I hope that what follows is right: We will work with indices modulo $n$. We also make the following association: $0 \mapsto \textrm{red}, \, 1 \mapsto \textrm{blue}$. $AB = 0$ or $AB = 1$ will mean that $[AB]$ has the corresponding color. (a) Letting $j = i+k$, we see that $P_{i+2m}P_{i+2m+k}= P_{i}P_{i+k}$ and that $P_{i+2m+1}P_{i+2m+1+k}= 1-P_{i}P_{i+k}$. Thus, the color of a segment of "length" (i.e. the absolute value of the diferrence of the indices of its endpoints --- lots of "of", sorry ) determines completely the color of all segments of length $k$. So the only contradiction that could arise is that $P_{i}P_{i+k}= 0$ implies $P_{i}P_{i+k}= 1$ (or the other way around). We have two cases (all computations are $\bmod \, n$): Case 1. $i = i+2m+1, \, i+k = i+2m+1+k \, \, \Longleftrightarrow \, \, 2m+1 = 0 \, \, \Longleftrightarrow \, \, n \equiv 1 \left( \bmod \, 2 \right)$. Case 2. $\left. i = i+2m+1+k, \, i+k = i+2m+1 \, \, \Longleftrightarrow \, \, 2m+1=-k, \, 2m+1=k \, \, \Longleftrightarrow n \equiv 2 \left( \bmod \, 4 \right) \right.$ (Don't forget that $k = j-i \neq 0$). Thus, the only "good" $n$ are those that satisfy $n \equiv 0 \left( \bmod \, 4 \right)$. (b) Make some cyclic permutations and perhaps a "mirror reflection" on the indices of the $P_{i}$'s such that $P_{0}P_{1}= 0$, where $P_{0}$ is the point from where we start our journey. We'll prove that we can reach $2k, \, 2k+1$, $\forall k \in \overline{1, \frac{n}2-1}$ ($P_{1}$ can obviously be reached). Clearly, we have that $P_{2k}P_{2k+1}= 0$. If $P_{0}P_{2k}= 0$, then we can take the route $P_{0}\mapsto P_{2k}\mapsto P_{2k+1}$. Otherwise, $P_{0}P_{2k}= 1$, so $P_{1}P_{2k+1}= 0$. Thus, we can choose: $P_{0}\mapsto P_{1}\mapsto P_{2k+1}\mapsto P_{2k}$. So... is it OK? And also: what's $AMO$?

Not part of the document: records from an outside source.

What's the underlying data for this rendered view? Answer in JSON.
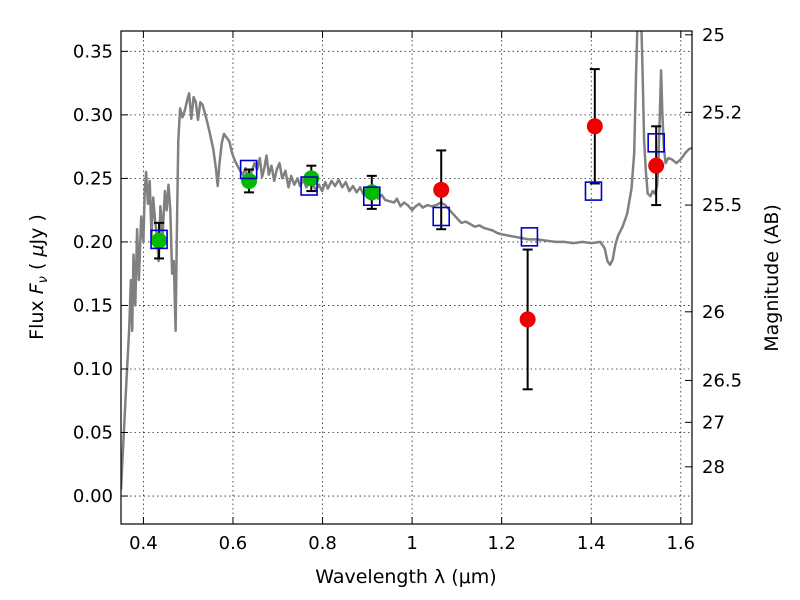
{
  "chart_data": {
    "type": "scatter",
    "xlabel": "Wavelength  λ (μm)",
    "ylabel": "Flux  F_ν  ( μJy )",
    "ylabel_parts": {
      "pre": "Flux  ",
      "F": "F",
      "sub": "ν",
      "post": "  ( ",
      "mu": "μ",
      "unit": "Jy )"
    },
    "ylabel_right": "Magnitude (AB)",
    "xlim": [
      0.35,
      1.625
    ],
    "ylim": [
      -0.022,
      0.366
    ],
    "xticks": [
      0.4,
      0.6,
      0.8,
      1.0,
      1.2,
      1.4,
      1.6
    ],
    "xtick_labels": [
      "0.4",
      "0.6",
      "0.8",
      "1",
      "1.2",
      "1.4",
      "1.6"
    ],
    "yticks": [
      0.0,
      0.05,
      0.1,
      0.15,
      0.2,
      0.25,
      0.3,
      0.35
    ],
    "ytick_labels": [
      "0.00",
      "0.05",
      "0.10",
      "0.15",
      "0.20",
      "0.25",
      "0.30",
      "0.35"
    ],
    "right_ticks": [
      {
        "label": "25",
        "flux": 0.363
      },
      {
        "label": "25.2",
        "flux": 0.302
      },
      {
        "label": "25.5",
        "flux": 0.229
      },
      {
        "label": "26",
        "flux": 0.145
      },
      {
        "label": "26.5",
        "flux": 0.091
      },
      {
        "label": "27",
        "flux": 0.058
      },
      {
        "label": "28",
        "flux": 0.023
      }
    ],
    "grid": true,
    "colors": {
      "model": "#808080",
      "green": "#00bb00",
      "red": "#ee0000",
      "box": "#0000cc",
      "error": "#000000"
    },
    "model_spectrum": [
      [
        0.35,
        0.005
      ],
      [
        0.355,
        0.04
      ],
      [
        0.362,
        0.09
      ],
      [
        0.368,
        0.13
      ],
      [
        0.372,
        0.17
      ],
      [
        0.375,
        0.13
      ],
      [
        0.378,
        0.19
      ],
      [
        0.382,
        0.15
      ],
      [
        0.386,
        0.21
      ],
      [
        0.39,
        0.17
      ],
      [
        0.395,
        0.22
      ],
      [
        0.4,
        0.2
      ],
      [
        0.403,
        0.24
      ],
      [
        0.406,
        0.255
      ],
      [
        0.41,
        0.23
      ],
      [
        0.414,
        0.248
      ],
      [
        0.418,
        0.205
      ],
      [
        0.422,
        0.235
      ],
      [
        0.426,
        0.218
      ],
      [
        0.43,
        0.205
      ],
      [
        0.434,
        0.185
      ],
      [
        0.438,
        0.228
      ],
      [
        0.443,
        0.205
      ],
      [
        0.448,
        0.24
      ],
      [
        0.452,
        0.225
      ],
      [
        0.456,
        0.245
      ],
      [
        0.46,
        0.225
      ],
      [
        0.464,
        0.175
      ],
      [
        0.468,
        0.185
      ],
      [
        0.472,
        0.13
      ],
      [
        0.475,
        0.215
      ],
      [
        0.478,
        0.28
      ],
      [
        0.482,
        0.305
      ],
      [
        0.487,
        0.298
      ],
      [
        0.493,
        0.304
      ],
      [
        0.498,
        0.312
      ],
      [
        0.502,
        0.317
      ],
      [
        0.507,
        0.297
      ],
      [
        0.512,
        0.314
      ],
      [
        0.517,
        0.31
      ],
      [
        0.522,
        0.296
      ],
      [
        0.527,
        0.31
      ],
      [
        0.532,
        0.308
      ],
      [
        0.54,
        0.298
      ],
      [
        0.548,
        0.286
      ],
      [
        0.556,
        0.273
      ],
      [
        0.562,
        0.258
      ],
      [
        0.566,
        0.244
      ],
      [
        0.57,
        0.262
      ],
      [
        0.575,
        0.278
      ],
      [
        0.58,
        0.285
      ],
      [
        0.586,
        0.282
      ],
      [
        0.592,
        0.279
      ],
      [
        0.598,
        0.27
      ],
      [
        0.604,
        0.264
      ],
      [
        0.61,
        0.26
      ],
      [
        0.616,
        0.256
      ],
      [
        0.622,
        0.253
      ],
      [
        0.628,
        0.258
      ],
      [
        0.634,
        0.248
      ],
      [
        0.64,
        0.254
      ],
      [
        0.648,
        0.262
      ],
      [
        0.654,
        0.257
      ],
      [
        0.66,
        0.266
      ],
      [
        0.665,
        0.251
      ],
      [
        0.67,
        0.258
      ],
      [
        0.675,
        0.268
      ],
      [
        0.68,
        0.253
      ],
      [
        0.686,
        0.26
      ],
      [
        0.692,
        0.248
      ],
      [
        0.698,
        0.257
      ],
      [
        0.704,
        0.262
      ],
      [
        0.71,
        0.25
      ],
      [
        0.717,
        0.256
      ],
      [
        0.724,
        0.243
      ],
      [
        0.73,
        0.252
      ],
      [
        0.737,
        0.245
      ],
      [
        0.744,
        0.25
      ],
      [
        0.75,
        0.244
      ],
      [
        0.757,
        0.249
      ],
      [
        0.764,
        0.243
      ],
      [
        0.771,
        0.248
      ],
      [
        0.778,
        0.245
      ],
      [
        0.785,
        0.241
      ],
      [
        0.792,
        0.245
      ],
      [
        0.799,
        0.24
      ],
      [
        0.806,
        0.247
      ],
      [
        0.812,
        0.242
      ],
      [
        0.82,
        0.248
      ],
      [
        0.828,
        0.244
      ],
      [
        0.836,
        0.249
      ],
      [
        0.844,
        0.243
      ],
      [
        0.852,
        0.247
      ],
      [
        0.86,
        0.24
      ],
      [
        0.868,
        0.244
      ],
      [
        0.876,
        0.239
      ],
      [
        0.884,
        0.243
      ],
      [
        0.892,
        0.237
      ],
      [
        0.9,
        0.242
      ],
      [
        0.908,
        0.235
      ],
      [
        0.916,
        0.241
      ],
      [
        0.924,
        0.234
      ],
      [
        0.932,
        0.237
      ],
      [
        0.94,
        0.233
      ],
      [
        0.95,
        0.232
      ],
      [
        0.96,
        0.231
      ],
      [
        0.966,
        0.234
      ],
      [
        0.974,
        0.228
      ],
      [
        0.982,
        0.231
      ],
      [
        0.99,
        0.229
      ],
      [
        1.0,
        0.225
      ],
      [
        1.008,
        0.228
      ],
      [
        1.016,
        0.23
      ],
      [
        1.024,
        0.227
      ],
      [
        1.034,
        0.229
      ],
      [
        1.044,
        0.228
      ],
      [
        1.054,
        0.229
      ],
      [
        1.064,
        0.231
      ],
      [
        1.074,
        0.229
      ],
      [
        1.084,
        0.225
      ],
      [
        1.094,
        0.221
      ],
      [
        1.102,
        0.218
      ],
      [
        1.11,
        0.215
      ],
      [
        1.12,
        0.216
      ],
      [
        1.13,
        0.214
      ],
      [
        1.14,
        0.212
      ],
      [
        1.15,
        0.213
      ],
      [
        1.16,
        0.211
      ],
      [
        1.17,
        0.21
      ],
      [
        1.18,
        0.209
      ],
      [
        1.19,
        0.207
      ],
      [
        1.2,
        0.206
      ],
      [
        1.215,
        0.205
      ],
      [
        1.23,
        0.204
      ],
      [
        1.245,
        0.203
      ],
      [
        1.26,
        0.202
      ],
      [
        1.28,
        0.202
      ],
      [
        1.3,
        0.201
      ],
      [
        1.32,
        0.2
      ],
      [
        1.34,
        0.2
      ],
      [
        1.36,
        0.199
      ],
      [
        1.38,
        0.2
      ],
      [
        1.4,
        0.199
      ],
      [
        1.42,
        0.2
      ],
      [
        1.43,
        0.195
      ],
      [
        1.436,
        0.185
      ],
      [
        1.442,
        0.182
      ],
      [
        1.448,
        0.186
      ],
      [
        1.454,
        0.198
      ],
      [
        1.46,
        0.205
      ],
      [
        1.47,
        0.212
      ],
      [
        1.48,
        0.222
      ],
      [
        1.49,
        0.242
      ],
      [
        1.496,
        0.27
      ],
      [
        1.5,
        0.33
      ],
      [
        1.503,
        0.37
      ],
      [
        1.512,
        0.37
      ],
      [
        1.515,
        0.33
      ],
      [
        1.518,
        0.28
      ],
      [
        1.522,
        0.255
      ],
      [
        1.526,
        0.238
      ],
      [
        1.532,
        0.236
      ],
      [
        1.537,
        0.24
      ],
      [
        1.542,
        0.238
      ],
      [
        1.547,
        0.244
      ],
      [
        1.55,
        0.262
      ],
      [
        1.553,
        0.3
      ],
      [
        1.556,
        0.335
      ],
      [
        1.559,
        0.3
      ],
      [
        1.562,
        0.275
      ],
      [
        1.566,
        0.262
      ],
      [
        1.572,
        0.266
      ],
      [
        1.58,
        0.265
      ],
      [
        1.59,
        0.262
      ],
      [
        1.6,
        0.265
      ],
      [
        1.61,
        0.27
      ],
      [
        1.618,
        0.273
      ],
      [
        1.625,
        0.274
      ]
    ],
    "series": [
      {
        "marker": "circle",
        "color": "green",
        "points": [
          {
            "x": 0.435,
            "y": 0.201,
            "yerr": 0.014
          },
          {
            "x": 0.636,
            "y": 0.248,
            "yerr": 0.009
          },
          {
            "x": 0.775,
            "y": 0.25,
            "yerr": 0.01
          },
          {
            "x": 0.91,
            "y": 0.239,
            "yerr": 0.013
          }
        ]
      },
      {
        "marker": "circle",
        "color": "red",
        "points": [
          {
            "x": 1.065,
            "y": 0.241,
            "yerr": 0.031
          },
          {
            "x": 1.258,
            "y": 0.139,
            "yerr": 0.055
          },
          {
            "x": 1.408,
            "y": 0.291,
            "yerr": 0.045
          },
          {
            "x": 1.545,
            "y": 0.26,
            "yerr": 0.031
          }
        ]
      },
      {
        "marker": "square",
        "color": "box",
        "points": [
          {
            "x": 0.435,
            "y": 0.202
          },
          {
            "x": 0.635,
            "y": 0.257
          },
          {
            "x": 0.77,
            "y": 0.244
          },
          {
            "x": 0.91,
            "y": 0.236
          },
          {
            "x": 1.065,
            "y": 0.22
          },
          {
            "x": 1.262,
            "y": 0.204
          },
          {
            "x": 1.405,
            "y": 0.24
          },
          {
            "x": 1.545,
            "y": 0.278
          }
        ]
      }
    ]
  }
}
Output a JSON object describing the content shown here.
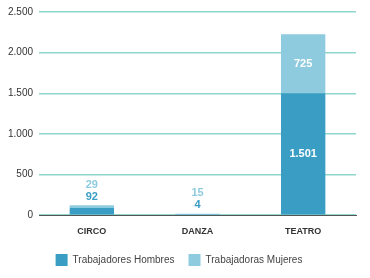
{
  "chart_data": {
    "type": "bar",
    "categories": [
      "CIRCO",
      "DANZA",
      "TEATRO"
    ],
    "series": [
      {
        "name": "Trabajadores Hombres",
        "color": "#3a9dc4",
        "values": [
          92,
          4,
          1501
        ],
        "value_labels": [
          "92",
          "4",
          "1.501"
        ]
      },
      {
        "name": "Trabajadoras Mujeres",
        "color": "#8fcbdf",
        "values": [
          29,
          15,
          725
        ]
      }
    ],
    "ylim": [
      0,
      2500
    ],
    "yticks": [
      0,
      500,
      {
        "value": 1000,
        "label": "1.000"
      },
      {
        "value": 1500,
        "label": "1.500"
      },
      {
        "value": 2000,
        "label": "2.000"
      },
      {
        "value": 2500,
        "label": "2.500"
      }
    ],
    "stacked": true,
    "grid": true,
    "legend": "bottom",
    "data_labels": true
  }
}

@Perfect_radio After ten years I think may be you have made a little mistake I think the answer of $(a)$ is just $2|n$ You may ask $n=6$ you choose the longest diagonal will be a contradiction,but the problem didn't say you can "mod", for example,it didn't say $P_{n+1}=P_{1}$ so may be $P_{j+1}$ doesn't exist at all. If you do this problem like this the answers will be different,and the difficulty will increase a lot,but it's a P5 so what do you think?(or you can just ignore this post and consider me as a stupid boy who couldn't figure out this problem after thinking for 10 years) Your sincerely $ CeuAzul $

Who can resolve this proof?

Math1331Math wrote: Who can resolve this proof? If the points aren't taken cyclicly, then part (a) of the problem makes zero sense, since any value of $n$ would work. So I think it's safe to assume that the points are taken cyclicly. I doubt part (b) would be true if the points aren't taken cyclicly since the problem would be far too weak, though I may be wrong. (a): If $n$ is odd, then $j = i + 1$ is enough to form a contradiction by going around in a circle, since a line segment cannot be both red and blue. If $n$ is 2 mod 4, then by considering the main diagonals, the same contradiction occurs. So $n$ must be a multiple of $4$. It's easy to form a construction in this case. (b) Suppose there are $4k$ vertices. Let $u$ be a vertex with degree $2k$ red edges and $v$ be a vertex with degree $2k-1$ red edges. Suppose for the sake of contradiction that there exists no path of length 3. Let $w$ be any point such that $v$ and $w$ are connected with a red edge. Then, there cannot exist an edge from $v$ to $v$, $u$ or any one of the possible $w$'s. This rules out $2k + 2$ vertices, so at most $2k - 2$ vertices can be connected to $v$ with a red edge. Since $v$ is of degree $2k - 1$, this is impossible. So, there must exist a path of length at most 3.